Imperfections are Real
Perhaps I wanted to be perfect because I did not like how I felt when I failed. My failures produced feelings of disappointment in me and in others. My teachers showed their sad faces, my mother voiced a few choice words and I felt less than the least of all human beings when I did not make the grade, the mark or win the prize.
I concluded that if failure was awful, then not failing must be wonderful. And so began my trek toward not failing, also known as being perfect.
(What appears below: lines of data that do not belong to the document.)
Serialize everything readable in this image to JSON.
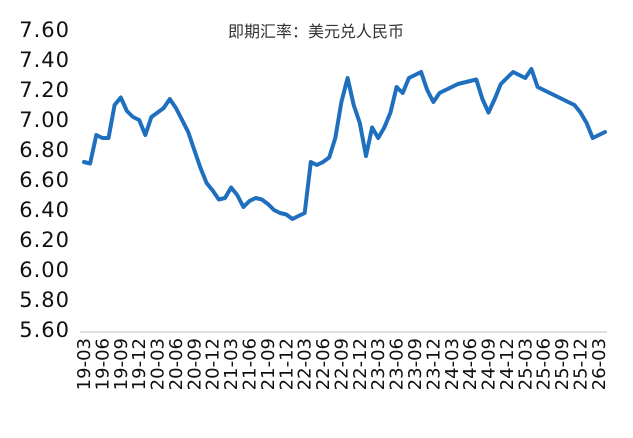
{
  "chart_data": {
    "type": "line",
    "title": "即期汇率：美元兑人民币",
    "xlabel": "",
    "ylabel": "",
    "ylim": [
      5.6,
      7.6
    ],
    "yticks": [
      "5.60",
      "5.80",
      "6.00",
      "6.20",
      "6.40",
      "6.60",
      "6.80",
      "7.00",
      "7.20",
      "7.40",
      "7.60"
    ],
    "xticks": [
      "19-03",
      "19-06",
      "19-09",
      "19-12",
      "20-03",
      "20-06",
      "20-09",
      "20-12",
      "21-03",
      "21-06",
      "21-09",
      "21-12",
      "22-03",
      "22-06",
      "22-09",
      "22-12",
      "23-03",
      "23-06",
      "23-09",
      "23-12",
      "24-03",
      "24-06",
      "24-09",
      "24-12",
      "25-03",
      "25-06",
      "25-09",
      "25-12",
      "26-03"
    ],
    "grid": false,
    "legend": "none",
    "series": [
      {
        "color": "#1f6fbf",
        "x": [
          "19-03",
          "19-04",
          "19-05",
          "19-06",
          "19-07",
          "19-08",
          "19-09",
          "19-10",
          "19-11",
          "19-12",
          "20-01",
          "20-02",
          "20-03",
          "20-04",
          "20-05",
          "20-06",
          "20-07",
          "20-08",
          "20-09",
          "20-10",
          "20-11",
          "20-12",
          "21-01",
          "21-02",
          "21-03",
          "21-04",
          "21-05",
          "21-06",
          "21-07",
          "21-08",
          "21-09",
          "21-10",
          "21-11",
          "21-12",
          "22-01",
          "22-02",
          "22-03",
          "22-04",
          "22-05",
          "22-06",
          "22-07",
          "22-08",
          "22-09",
          "22-10",
          "22-11",
          "22-12",
          "23-01",
          "23-02",
          "23-03",
          "23-04",
          "23-05",
          "23-06",
          "23-07",
          "23-08",
          "23-09",
          "23-10",
          "23-11",
          "23-12",
          "24-01",
          "24-02",
          "24-03",
          "24-04",
          "24-05",
          "24-06",
          "24-07",
          "24-08",
          "24-09",
          "24-10",
          "24-11",
          "24-12",
          "25-01",
          "25-02",
          "25-03",
          "25-04",
          "25-05",
          "25-06",
          "25-07",
          "25-08",
          "25-09",
          "25-10",
          "25-11",
          "25-12",
          "26-01",
          "26-02",
          "26-03",
          "26-04"
        ],
        "values": [
          6.72,
          6.71,
          6.9,
          6.88,
          6.88,
          7.1,
          7.15,
          7.06,
          7.02,
          7.0,
          6.9,
          7.02,
          7.05,
          7.08,
          7.14,
          7.08,
          7.0,
          6.92,
          6.8,
          6.68,
          6.58,
          6.53,
          6.47,
          6.48,
          6.55,
          6.5,
          6.42,
          6.46,
          6.48,
          6.47,
          6.44,
          6.4,
          6.38,
          6.37,
          6.34,
          6.36,
          6.38,
          6.72,
          6.7,
          6.72,
          6.75,
          6.88,
          7.12,
          7.28,
          7.1,
          6.98,
          6.76,
          6.95,
          6.88,
          6.95,
          7.05,
          7.22,
          7.18,
          7.28,
          7.3,
          7.32,
          7.2,
          7.12,
          7.18,
          7.2,
          7.22,
          7.24,
          7.25,
          7.26,
          7.27,
          7.14,
          7.05,
          7.14,
          7.24,
          7.28,
          7.32,
          7.3,
          7.28,
          7.34,
          7.22,
          7.2,
          7.18,
          7.16,
          7.14,
          7.12,
          7.1,
          7.05,
          6.98,
          6.88,
          6.9,
          6.92
        ]
      }
    ]
  }
}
First, I began with me and my outward appearance. What was the perfect physique? I chose the image of Twiggy, a model from a teen magazine. She weighed about as much as a twig. Unrealistic? Yes, but nonetheless, I took drastic steps toward this picture perfect figure even after my body was altered by my first pregnancy. Then a concerned friend spoke words to me that made sense. “By the way, need I point out that you are not a twig? Is it not obvious that your body is in the business of bearing children?” And so, I let go of that image and found a better one; me being healthy.
The second icon of perfectionism I adopted was that of the perfect mother. She was calm, cool and collected at all times. She was June Cleaver, the mother on Leave it to Beaver. She was beautiful at all times, content with baking a blue ribbon meatloaf and never ever rolling her eyes at anything her family said or did. I threw this image out our front door twice. Once when our second child was born and the other time when our first born became a teenager. Lucky for my last born, I was much less perfect.
I started out to be the perfect wife, but for some reason it was short lived. Perhaps it is because my husband loved me from the get go. For some reason or another he accepted me in all my non-glory. No one ever explained to me the magical difference love makes in one’s life. Instead, I stumbled upon it, on my own, in our marriage.
Through my season of child bearing and plumpness, despite the rise of impatience and anger while raising Cain, Able and Enoch, and through the years of unbelief in his true love for me, his constant love altered my perception of myself. I really did not have to be perfect. He loved me anyway.
Why bother dethroning perfectionism? Perfectionism is a lot like smoking, it is a slow and painful way to die. Besides, being perfect means we are not really real because real people are really imperfect.